Because of the stigma surrounding it, Halliburton wasn’t sure who to ask for help. She only knew one therapist and immediately called her. That therapist ended up diagnosing Grant with chronic depression and helping him for five years. “It’s the deal about you can ask anybody for a referral to a dentist, but you can’t ask the PTA president for a counselor for your child,” she says.

But when Grant came home from college in Austin his freshman year, Halliburton was once again stumped. “Mom, I don’t think I can lead a normal life if I don’t get some serious help,” he told her. 

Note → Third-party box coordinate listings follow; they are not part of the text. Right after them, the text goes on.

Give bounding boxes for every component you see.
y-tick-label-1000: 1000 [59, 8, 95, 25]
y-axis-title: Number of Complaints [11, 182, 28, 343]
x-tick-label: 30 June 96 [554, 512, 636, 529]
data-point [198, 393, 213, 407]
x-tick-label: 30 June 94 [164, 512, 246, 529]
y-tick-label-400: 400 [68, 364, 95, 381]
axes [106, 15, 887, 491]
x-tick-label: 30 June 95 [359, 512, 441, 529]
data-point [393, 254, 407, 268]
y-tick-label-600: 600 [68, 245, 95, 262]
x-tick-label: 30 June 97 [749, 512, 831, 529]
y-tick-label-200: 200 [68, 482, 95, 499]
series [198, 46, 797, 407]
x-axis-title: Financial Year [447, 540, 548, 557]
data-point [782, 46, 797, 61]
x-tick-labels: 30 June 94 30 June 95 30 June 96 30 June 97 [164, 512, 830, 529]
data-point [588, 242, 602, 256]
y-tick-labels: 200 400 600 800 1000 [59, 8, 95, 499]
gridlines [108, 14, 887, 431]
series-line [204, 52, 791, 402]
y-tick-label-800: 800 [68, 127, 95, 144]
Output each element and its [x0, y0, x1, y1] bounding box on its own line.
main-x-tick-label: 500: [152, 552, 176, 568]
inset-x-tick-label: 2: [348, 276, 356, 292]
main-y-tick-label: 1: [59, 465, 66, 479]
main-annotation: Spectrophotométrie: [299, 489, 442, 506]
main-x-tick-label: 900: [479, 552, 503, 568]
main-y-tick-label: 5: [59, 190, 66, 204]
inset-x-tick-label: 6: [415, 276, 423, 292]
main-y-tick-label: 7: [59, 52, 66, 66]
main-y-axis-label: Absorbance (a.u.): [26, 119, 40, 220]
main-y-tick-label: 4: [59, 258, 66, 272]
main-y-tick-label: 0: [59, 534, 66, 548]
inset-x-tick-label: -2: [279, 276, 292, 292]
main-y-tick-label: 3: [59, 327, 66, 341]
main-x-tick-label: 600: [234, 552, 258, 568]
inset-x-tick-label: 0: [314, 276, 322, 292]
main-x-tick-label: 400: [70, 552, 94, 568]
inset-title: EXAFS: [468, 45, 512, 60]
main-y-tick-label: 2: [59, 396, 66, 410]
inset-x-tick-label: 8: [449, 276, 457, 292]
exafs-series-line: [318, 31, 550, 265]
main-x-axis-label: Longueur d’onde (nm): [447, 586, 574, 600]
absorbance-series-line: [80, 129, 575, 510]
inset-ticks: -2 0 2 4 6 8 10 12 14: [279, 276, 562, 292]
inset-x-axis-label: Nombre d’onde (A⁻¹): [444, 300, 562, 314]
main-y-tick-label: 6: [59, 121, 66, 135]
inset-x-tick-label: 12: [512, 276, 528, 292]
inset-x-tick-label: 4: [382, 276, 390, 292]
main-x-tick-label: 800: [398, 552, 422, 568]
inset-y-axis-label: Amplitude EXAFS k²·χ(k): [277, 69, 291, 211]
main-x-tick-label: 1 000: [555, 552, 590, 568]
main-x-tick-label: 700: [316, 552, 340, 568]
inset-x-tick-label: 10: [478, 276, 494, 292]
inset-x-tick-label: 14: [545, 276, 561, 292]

Halliburton began asking around and found a psychiatric treatment center where Grant was diagnosed with bipolar disorder 1 with psychosis. He stayed there for 30 days and when he returned home, Halliburton says her son wasn’t acting like himself — almost like a “shell of himself.” 

She thought it was his new medication.

“I feel like at the end of 30 days, I think he told them what they needed to hear, so they would discharge him, and I think he felt in his mind that he had given us all a chance,” she recalls.

Two weeks later, Grant died by suicide. He was one of 132 people who die by suicide every day in the U.S., the American Foundation for Suicide Prevention reports. Suicide is the 10th-leading cause of death for all age groups and, in 2017, the second leading cause of death for ages 10 – 24, according to the Centers for Disease Control and Prevention.

Shortly after their son’s death, Halliburton and Grant’s father started the Grant Halliburton Foundation to help end the stigma surrounding mental illness. The foundation will host its 11th annual Beacon of Hope Community Luncheon at 11 a.m. March 10 at the Omni Hotel in Dallas. Former U.S. Rep. Patrick Kennedy, nephew of John F. Kennedy and author of A Common Struggle, is the keynote speaker. 

“Stigma keeps people silent,” Halliburton says. “Stigma keeps young people from feeling like they can speak up when they’re hurting. Stigma keeps people from feeling like they can ask somebody how to even find mental health help. Stigma is the number one problem. There hasn’t been a medical illness with this kind of stigma since breast cancer 35 years ago.”

As part of the foundation’s work, Halliburton speaks to students, teachers, working professionals, and more on the risks of stress and depression. She informs her audience the need for a quality night of sleep, a healthy diet and dose of exercise, and how to manage stress. These things, she says, can help people avoid ending up like her son.

In the Dallas office of the Grant Halliburton Foundation, Grant’s artwork, poems, and diary entries line the hallway. “He was very creative, he was very outgoing, he experienced life to the fullest,” Halliburton recalls. “I always say, it was if his brain had receptors open to the universe. He was so creative, so funny, that it would have been hard for me to say, ‘I think he’s struggling with depression or something.’”

There’s a diary entry from 16-year-old Grant explaining the night he ran away with his girlfriend. Halliburton says that’s just one example of the kind of risky behavior he started to dabble in when he was in high school — something they later found out could be attributed to bipolar disorder 1. According to the National Institute of Mental Health, people with bipolar disorder can “do risky things that show poor judgment such as eat and drink excessively, spend or give away a lot of money, or have reckless sex.”

The Grant Halliburton Foundation does a lot to fight mental illness. There’s the website herefortexas.com, which is a database of more than 800 mental health providers for people looking for help. The foundation has programs like Dad2Dad, a breakfast series for dads of a teen or young adult who might be struggling with mental illness. Coffee Days is a similar support group for women. 

At Tuesday’s Beacon of Hope Luncheon, the Foundation will help “bring focus to the vital work needed to educate the North Texas community on adolescent mental health and suicide prevention,” according to the press release

“If we couldn’t figure this out and we were working as hard and as fast as we could to figure out the next thing for (Grant), there must be other families who can’t figure this out either,” Halliburton says.

“Every young person deserves health and hope.”